Le faible effectif des donneurs bénévoles du sang à l’hôpital général de référence CECA-20 Adi a été déploré samedi 14 juin dernier par Dr. Claude Idringhi, son médecin directeur et ce, à l’occasion de la célébration de la journée internationale des donneurs bénévoles du sang.
La journée internationale du don bénévole de sang a été célébrée avec faste à l’hôpital général de référence CECA-20 Adi dans la zone de santé du même nom en territoire d’Aru, dans la province de l’Ituri (RDC) où une cérémonie a été organisée, suivie d’une collecte du sang au près des donneurs bénévoles fidélisés.
« Depuis plusieurs années, nous avons une banque du sang fonctionnelle. On est en train de démarcher des sangs au près des donneurs bénévoles fidélisés, il y a aussi des donneurs familiaux qui viennent parce que jusque là nous avons moins des donneurs bénévoles fidélisés. Depuis des années, nous sommes au tour de 50 donneurs bénévoles, alors que nous avons une moyenne de consommation mensuelle de 70 à 80 poches, ce qui fait que l’effectif des donneurs bénévoles ne répond pas au besoin », a déploré Dr. Claude Idringhi
Par ailleurs, le médecin responsable de cet hôpital a rejeté catégoriquement l’hypothèse selon laquelle les sangs récoltés au près des donneurs bénévoles sont vendus aux patients nécessiteux.
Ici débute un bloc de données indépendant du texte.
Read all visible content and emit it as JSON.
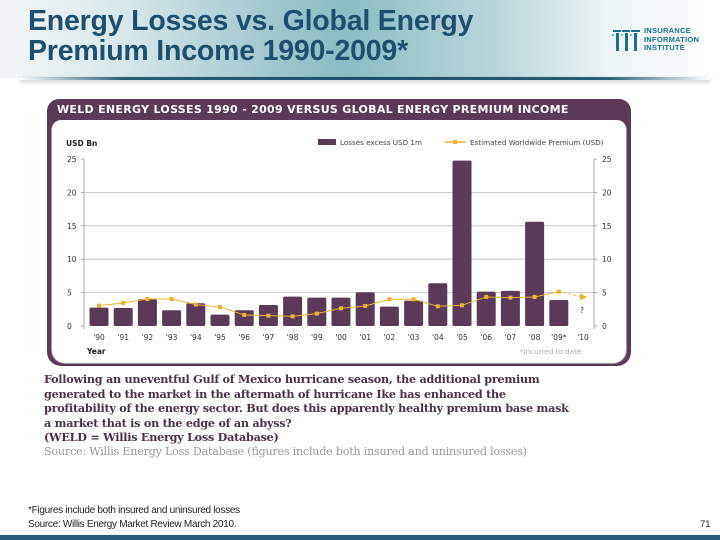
{
  "slide": {
    "title_line1": "Energy Losses vs. Global Energy",
    "title_line2": "Premium Income 1990-2009*",
    "logo": {
      "icon": "iii-logo-icon",
      "line1": "INSURANCE",
      "line2": "INFORMATION",
      "line3": "INSTITUTE",
      "color": "#1d6f8c"
    },
    "body": {
      "line1": "Following an uneventful Gulf of Mexico hurricane season, the additional premium",
      "line2": "generated to the market in the aftermath of hurricane Ike has enhanced the",
      "line3": "profitability of the energy sector.  But does this apparently healthy premium base mask",
      "line4": "a market that is on the edge of an abyss?",
      "line5": "(WELD = Willis Energy Loss Database)",
      "source": "Source:  Willis Energy Loss Database (figures include both insured and uninsured losses)"
    },
    "footnote1": "*Figures include both insured and uninsured losses",
    "footnote2": "Source: Willis Energy Market Review March 2010.",
    "page_number": "71"
  },
  "colors": {
    "title": "#1f4f6c",
    "bar": "#5b3a58",
    "premium_line": "#e8b430",
    "panel_frame": "#5b3a58"
  },
  "chart_data": {
    "type": "bar",
    "title": "WELD ENERGY LOSSES 1990 - 2009 VERSUS GLOBAL ENERGY PREMIUM INCOME",
    "ylabel": "USD Bn",
    "xlabel": "Year",
    "ylim": [
      0,
      25
    ],
    "yticks": [
      "0",
      "5",
      "10",
      "15",
      "20",
      "25"
    ],
    "right_yticks": [
      "0",
      "5",
      "10",
      "15",
      "20",
      "25"
    ],
    "grid": true,
    "legend_position": "top-right",
    "categories": [
      "'90",
      "'91",
      "'92",
      "'93",
      "'94",
      "'95",
      "'96",
      "'97",
      "'98",
      "'99",
      "'00",
      "'01",
      "'02",
      "'03",
      "'04",
      "'05",
      "'06",
      "'07",
      "'08",
      "'09*",
      "'10"
    ],
    "series": [
      {
        "name": "Losses excess USD 1m",
        "type": "bar",
        "values": [
          2.75,
          2.7,
          4.0,
          2.35,
          3.4,
          1.7,
          2.35,
          3.15,
          4.4,
          4.25,
          4.25,
          5.05,
          2.9,
          3.8,
          6.4,
          24.75,
          5.15,
          5.25,
          15.6,
          3.9,
          null
        ]
      },
      {
        "name": "Estimated Worldwide Premium (USD)",
        "type": "line",
        "values": [
          3.05,
          3.45,
          4.05,
          4.05,
          3.2,
          2.85,
          1.65,
          1.55,
          1.45,
          1.85,
          2.65,
          3.0,
          4.0,
          4.0,
          2.95,
          3.1,
          4.35,
          4.25,
          4.35,
          5.15,
          4.35
        ],
        "projected_from_index": 19
      }
    ],
    "annotations": [
      "?",
      "*incurred to date"
    ]
  }
}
Cependant, il a laissé entendre à Aruinfos.com que son l’hôpital a besoin d’avoir une banque de sang consistante.
« Si on dit don du sang, l’idéal est d’avoir le sang de quelqu’un que l’on ne connait pas son identité. Dans notre structure, nous avons beaucoup de cas d’anémie des enfants qui nécessitent une transfusion, les cas des hémolyses, des accidents de circulation routière qui sont devenus récurrents dans notre zone et les cas de complication de grossesse ».
On retient que la journée mondiale du don bénévole du sang édition 2025 a été célébrée sous le thème international « Donnez du sang, donnez de l’espoir : ensemble, sauvons des vies ». La personne habilitée pour le don du sang est celle âgée de 18 à 65 ans et ayant une santé saine.